Como reagiram as universidades da região?

As universidades de Pelotas e da Campanha Gaúcha estão muito presentes no apoio direto e indireto às ações do LIDER. A Unipampa (Universidade Federal do Pampa) inaugurou no seu campo da cidade de Dom Pedrito o curso de bacharelado em Enologia.

Passaram a se formar jovens, moças e moços, que se empregaram na vitivinicultura local. A Universidade Católica de Pelotas, por sua vez, hospeda o Observatório do LIDER, que produz estatísticas, diagnósticos e mapeamento das potencialidades do sul-rio-grandense.

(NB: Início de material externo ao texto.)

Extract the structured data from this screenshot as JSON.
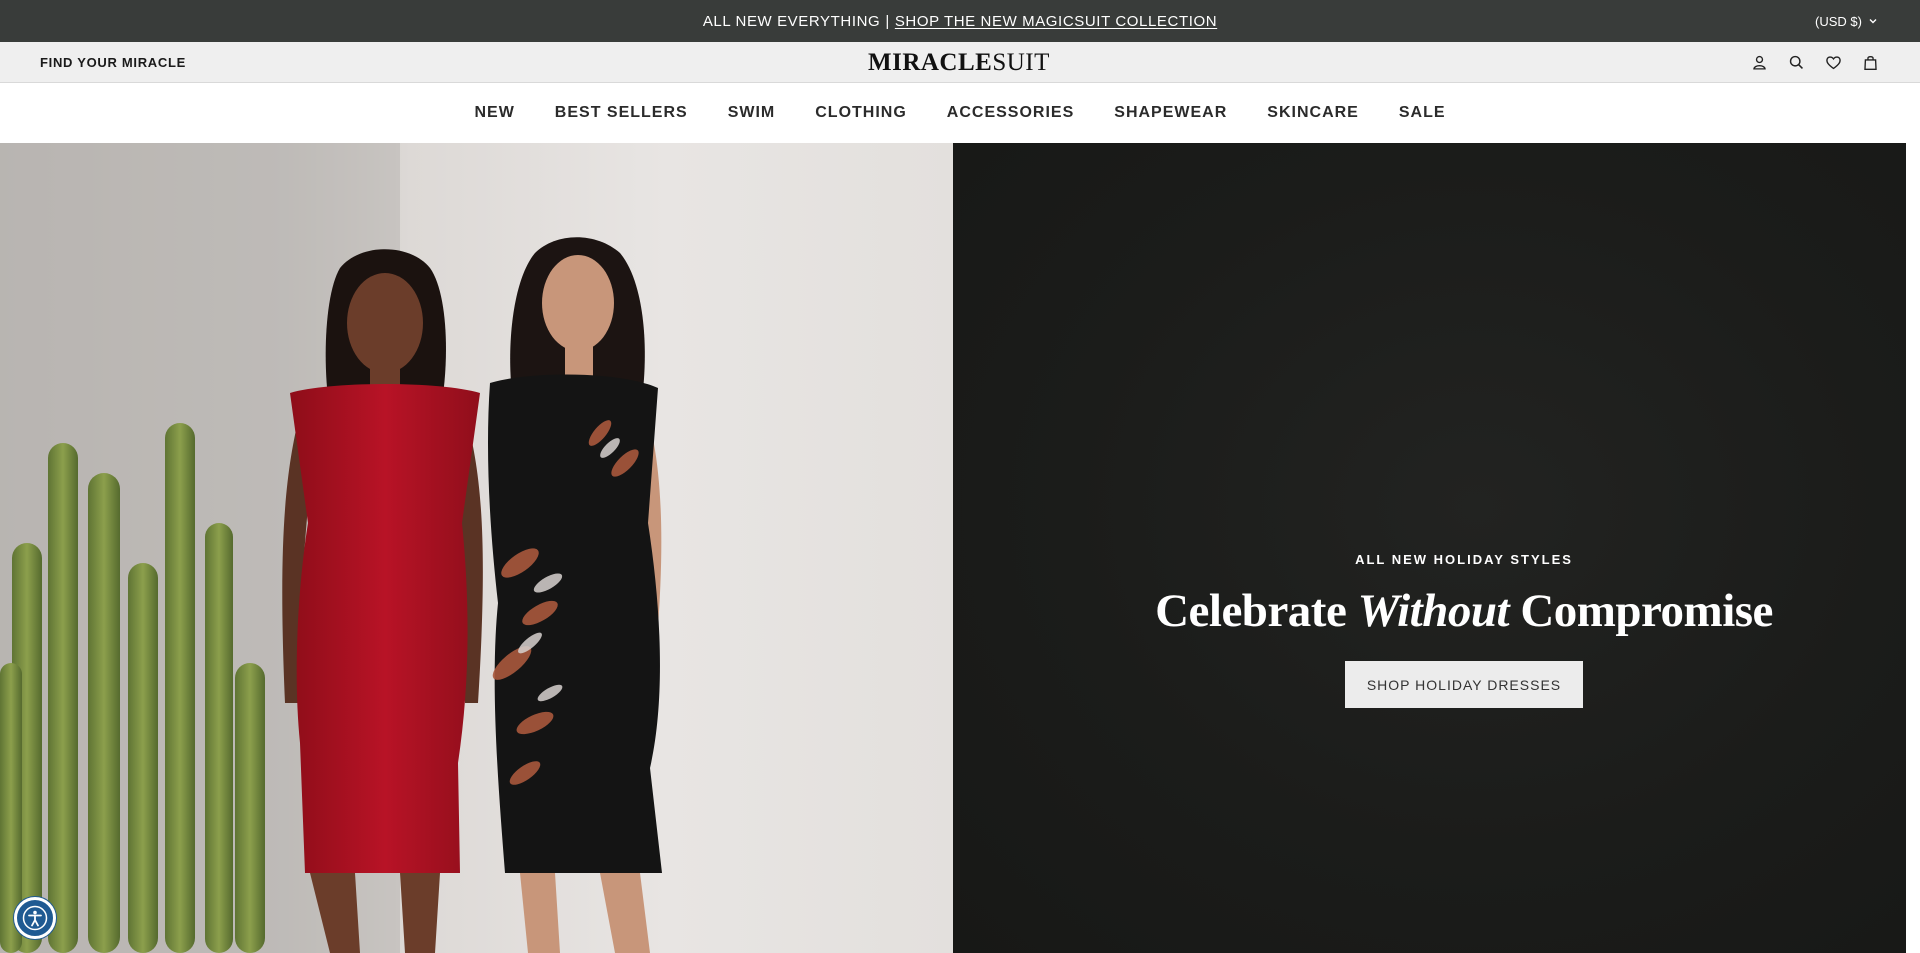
{
  "announcement": {
    "prefix": "ALL NEW EVERYTHING",
    "separator": "|",
    "link": "SHOP THE NEW MAGICSUIT COLLECTION"
  },
  "currency": {
    "label": "(USD $)",
    "icon": "chevron-down-icon"
  },
  "utility": {
    "find_label": "FIND YOUR MIRACLE",
    "logo_bold": "MIRACLE",
    "logo_light": "SUIT",
    "icons": [
      "account-icon",
      "search-icon",
      "wishlist-heart-icon",
      "cart-bag-icon"
    ]
  },
  "nav": {
    "items": [
      "NEW",
      "BEST SELLERS",
      "SWIM",
      "CLOTHING",
      "ACCESSORIES",
      "SHAPEWEAR",
      "SKINCARE",
      "SALE"
    ]
  },
  "hero": {
    "eyebrow": "ALL NEW HOLIDAY STYLES",
    "headline_start": "Celebrate ",
    "headline_italic": "Without",
    "headline_end": " Compromise",
    "cta": "SHOP HOLIDAY DRESSES"
  },
  "accessibility": {
    "icon": "accessibility-icon"
  },
  "colors": {
    "announce_bg": "#393c3a",
    "utility_bg": "#efefef",
    "hero_panel_bg": "#1b1c1a",
    "cta_bg": "#ececec",
    "accessibility_bg": "#1f5a92"
  }
}
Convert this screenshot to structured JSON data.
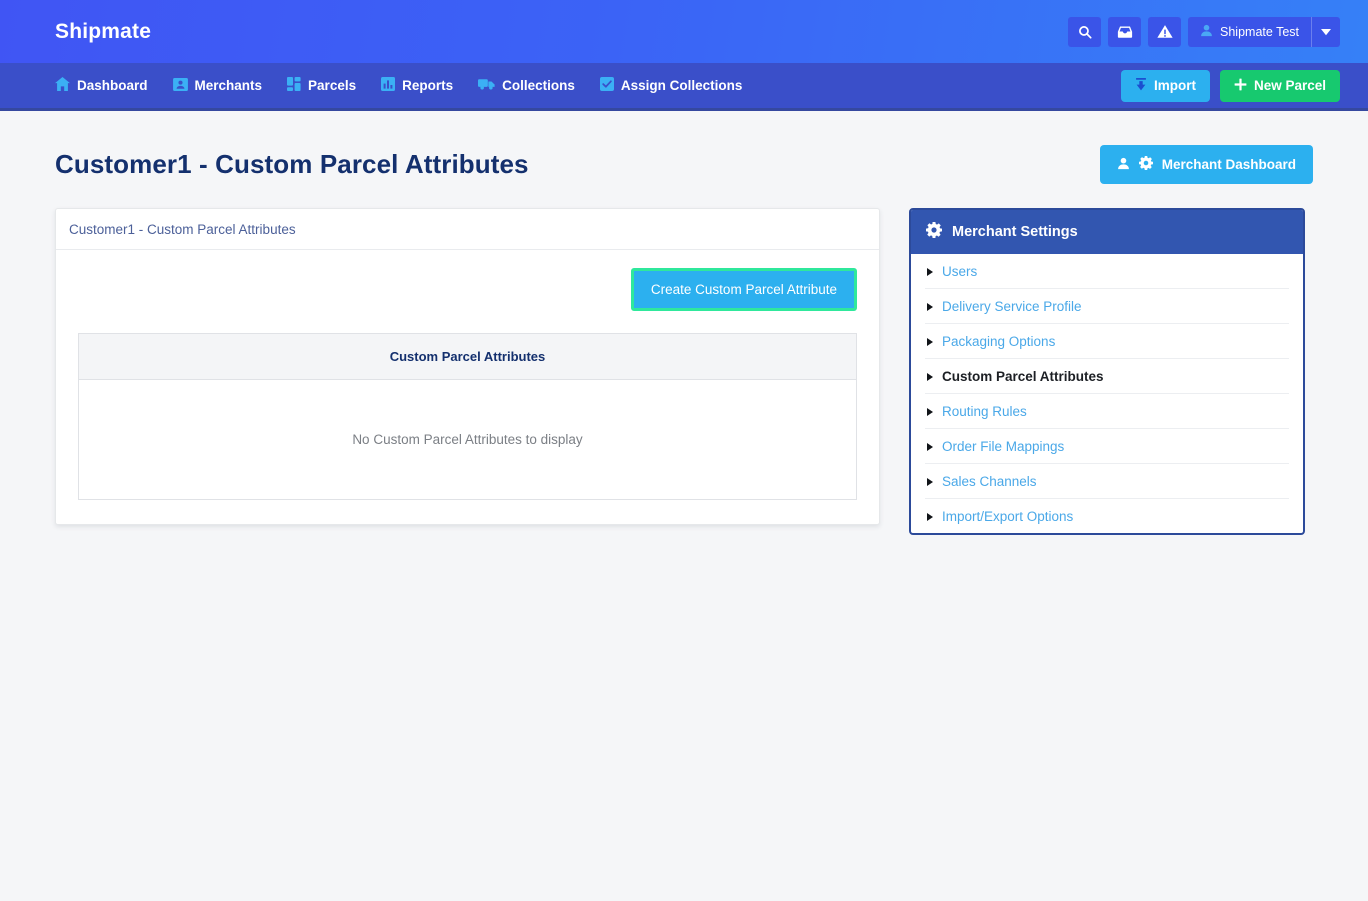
{
  "header": {
    "brand": "Shipmate",
    "icons": [
      {
        "name": "search-icon",
        "label": "Search"
      },
      {
        "name": "inbox-icon",
        "label": "Inbox"
      },
      {
        "name": "alert-triangle-icon",
        "label": "Alerts"
      }
    ],
    "user": {
      "name": "Shipmate Test",
      "avatar_icon": "user-icon",
      "caret_icon": "chevron-down-icon"
    }
  },
  "nav": {
    "items": [
      {
        "label": "Dashboard",
        "icon": "home-icon"
      },
      {
        "label": "Merchants",
        "icon": "id-card-icon"
      },
      {
        "label": "Parcels",
        "icon": "grid-squares-icon"
      },
      {
        "label": "Reports",
        "icon": "bar-chart-icon"
      },
      {
        "label": "Collections",
        "icon": "truck-icon"
      },
      {
        "label": "Assign Collections",
        "icon": "check-square-icon"
      }
    ],
    "import_label": "Import",
    "import_icon": "upload-icon",
    "new_parcel_label": "New Parcel",
    "new_parcel_icon": "plus-icon"
  },
  "page": {
    "title": "Customer1 - Custom Parcel Attributes",
    "merchant_dashboard_label": "Merchant Dashboard",
    "merchant_dashboard_icons": [
      "user-icon",
      "gear-icon"
    ]
  },
  "card": {
    "title": "Customer1 - Custom Parcel Attributes",
    "create_button_label": "Create Custom Parcel Attribute",
    "table": {
      "columns": [
        "Custom Parcel Attributes"
      ],
      "rows": [],
      "empty_message": "No Custom Parcel Attributes to display"
    }
  },
  "sidebar": {
    "title": "Merchant Settings",
    "title_icon": "gear-icon",
    "items": [
      {
        "label": "Users",
        "active": false
      },
      {
        "label": "Delivery Service Profile",
        "active": false
      },
      {
        "label": "Packaging Options",
        "active": false
      },
      {
        "label": "Custom Parcel Attributes",
        "active": true
      },
      {
        "label": "Routing Rules",
        "active": false
      },
      {
        "label": "Order File Mappings",
        "active": false
      },
      {
        "label": "Sales Channels",
        "active": false
      },
      {
        "label": "Import/Export Options",
        "active": false
      }
    ]
  },
  "colors": {
    "brand_blue": "#3b62f6",
    "nav_blue": "#3a4fc9",
    "accent_light_blue": "#2cb0ef",
    "success_green": "#17c96f",
    "focus_ring_green": "#2fe89c",
    "panel_blue": "#3256b0",
    "title_navy": "#14306e"
  }
}
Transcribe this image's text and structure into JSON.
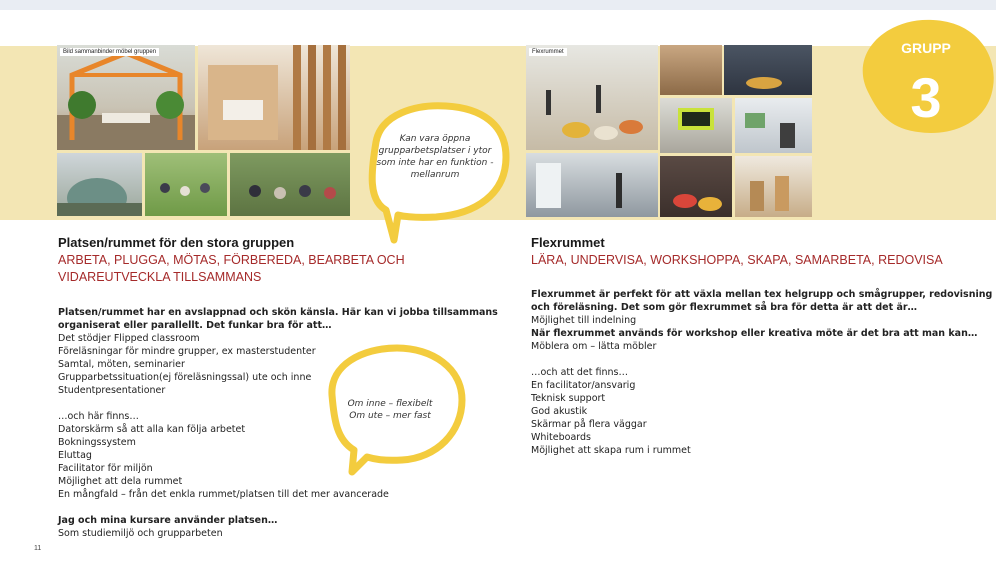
{
  "badge": {
    "label": "GRUPP",
    "number": "3"
  },
  "page_number": "11",
  "photos": {
    "left_tag": "Bild sammanbinder möbel gruppen",
    "right_tag": "Flexrummet"
  },
  "bubbles": {
    "top": "Kan vara öppna grupparbetsplatser i ytor som inte har en funktion - mellanrum",
    "middle_line1": "Om inne – flexibelt",
    "middle_line2": "Om ute – mer fast"
  },
  "left": {
    "title": "Platsen/rummet för den stora gruppen",
    "verbs_line1": "ARBETA, PLUGGA, MÖTAS, FÖRBEREDA, BEARBETA OCH",
    "verbs_line2": "VIDAREUTVECKLA TILLSAMMANS",
    "intro_bold_1": "Platsen/rummet har en avslappnad och skön känsla. Här kan vi jobba tillsammans",
    "intro_bold_2": "organiserat eller parallellt. Det funkar bra för att…",
    "items": [
      "Det stödjer Flipped classroom",
      "Föreläsningar för mindre grupper, ex masterstudenter",
      "Samtal, möten, seminarier",
      "Grupparbetssituation(ej föreläsningssal) ute och inne",
      "Studentpresentationer"
    ],
    "finns_heading": "…och här finns…",
    "finns_items": [
      "Datorskärm så att alla kan följa arbetet",
      "Bokningssystem",
      "Eluttag",
      "Facilitator för miljön",
      "Möjlighet att dela rummet",
      "En mångfald – från det enkla rummet/platsen till det mer avancerade"
    ],
    "jag_heading": "Jag och mina kursare använder platsen…",
    "jag_item": "Som studiemiljö och grupparbeten"
  },
  "right": {
    "title": "Flexrummet",
    "verbs": "LÄRA, UNDERVISA, WORKSHOPPA, SKAPA, SAMARBETA, REDOVISA",
    "intro_bold_1": "Flexrummet är perfekt för att växla mellan tex helgrupp och smågrupper, redovisning",
    "intro_bold_2": "och föreläsning. Det som gör flexrummet så bra för detta är att det är…",
    "intro_plain": "Möjlighet till indelning",
    "intro_bold_3": "När flexrummet används för workshop eller kreativa möte är det bra att man kan…",
    "intro_plain_2": "Möblera om – lätta möbler",
    "finns_heading": "…och att det finns…",
    "finns_items": [
      "En facilitator/ansvarig",
      "Teknisk support",
      "God akustik",
      "Skärmar på flera väggar",
      "Whiteboards",
      "Möjlighet att skapa rum i rummet"
    ]
  }
}
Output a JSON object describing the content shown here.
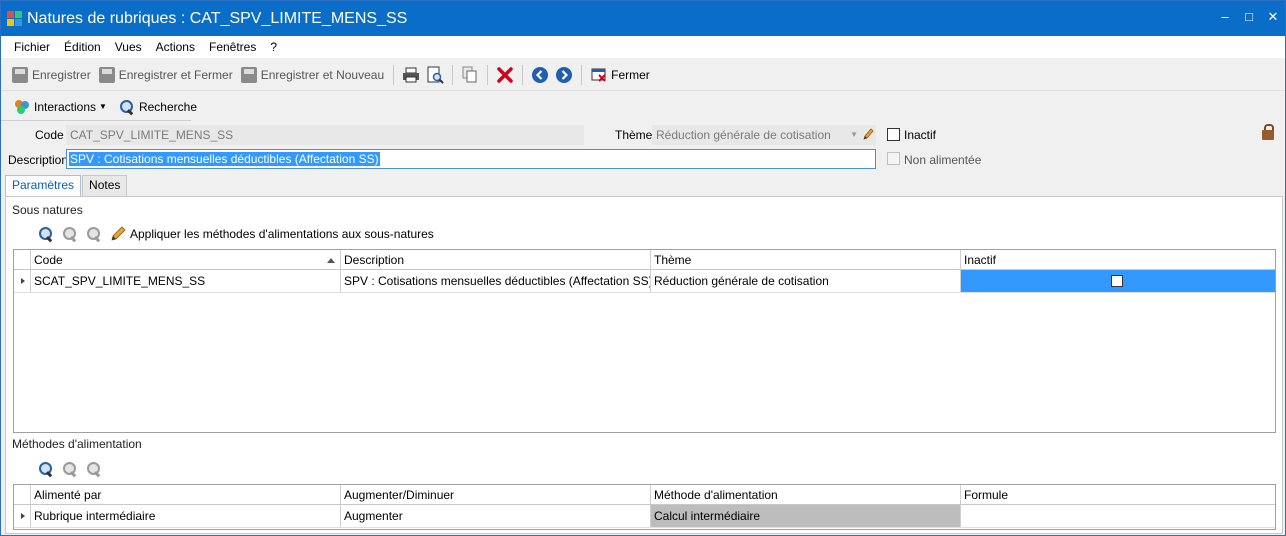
{
  "window": {
    "title": "Natures de rubriques : CAT_SPV_LIMITE_MENS_SS",
    "controls": {
      "minimize": "‒",
      "maximize": "□",
      "close": "✕"
    }
  },
  "menu": [
    "Fichier",
    "Édition",
    "Vues",
    "Actions",
    "Fenêtres",
    "?"
  ],
  "toolbar": {
    "save": "Enregistrer",
    "save_close": "Enregistrer et Fermer",
    "save_new": "Enregistrer et Nouveau",
    "close": "Fermer"
  },
  "toolbar2": {
    "interactions": "Interactions",
    "search": "Recherche"
  },
  "form": {
    "code_label": "Code",
    "code_value": "CAT_SPV_LIMITE_MENS_SS",
    "theme_label": "Thème",
    "theme_value": "Réduction générale de cotisation",
    "description_label": "Description",
    "description_value": "SPV : Cotisations mensuelles déductibles (Affectation SS)",
    "inactif_label": "Inactif",
    "non_alimentee_label": "Non alimentée"
  },
  "tabs": [
    "Paramètres",
    "Notes"
  ],
  "sous_natures": {
    "title": "Sous natures",
    "apply_label": "Appliquer les méthodes d'alimentations aux sous-natures",
    "columns": [
      "Code",
      "Description",
      "Thème",
      "Inactif"
    ],
    "rows": [
      {
        "code": "SCAT_SPV_LIMITE_MENS_SS",
        "description": "SPV : Cotisations mensuelles déductibles (Affectation SS)",
        "theme": "Réduction générale de cotisation",
        "inactif": false
      }
    ]
  },
  "methodes": {
    "title": "Méthodes d'alimentation",
    "columns": [
      "Alimenté par",
      "Augmenter/Diminuer",
      "Méthode d'alimentation",
      "Formule"
    ],
    "rows": [
      {
        "alimente_par": "Rubrique intermédiaire",
        "augmenter": "Augmenter",
        "methode": "Calcul intermédiaire",
        "formule": ""
      }
    ]
  },
  "colors": {
    "titlebar": "#0a6ec8",
    "selection": "#3399ff",
    "delete": "#d0021b"
  }
}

E há um importante transbordamento para fora da região, com a participação da Unisinos, a Universidade do Vale do Rio dos Sinos, que está situada em São Leopoldo, cidade da região metropolitana de Porto Alegre cerca de quinhentos quilômetros distante de Santana do Livramento, a cidade de maior tradição na produção dos vinhos da Campanha Gaúcha.

Com forte expertise na área do turismo a Unisinos responsabilizou-se pela execução do programa turístico dos roteiros das vinícolas.

Como nasceu o programa LIDER?

O projeto piloto do LIDER, no Brasil, começou na cidade de Pelotas em 2010, na mesorregião Sudeste do Rio Grande do Sul. Posteriormente, acrescentaram-se os polos de Bagé e Uruguaiana, que fazem parte da mesorregião Sudoeste.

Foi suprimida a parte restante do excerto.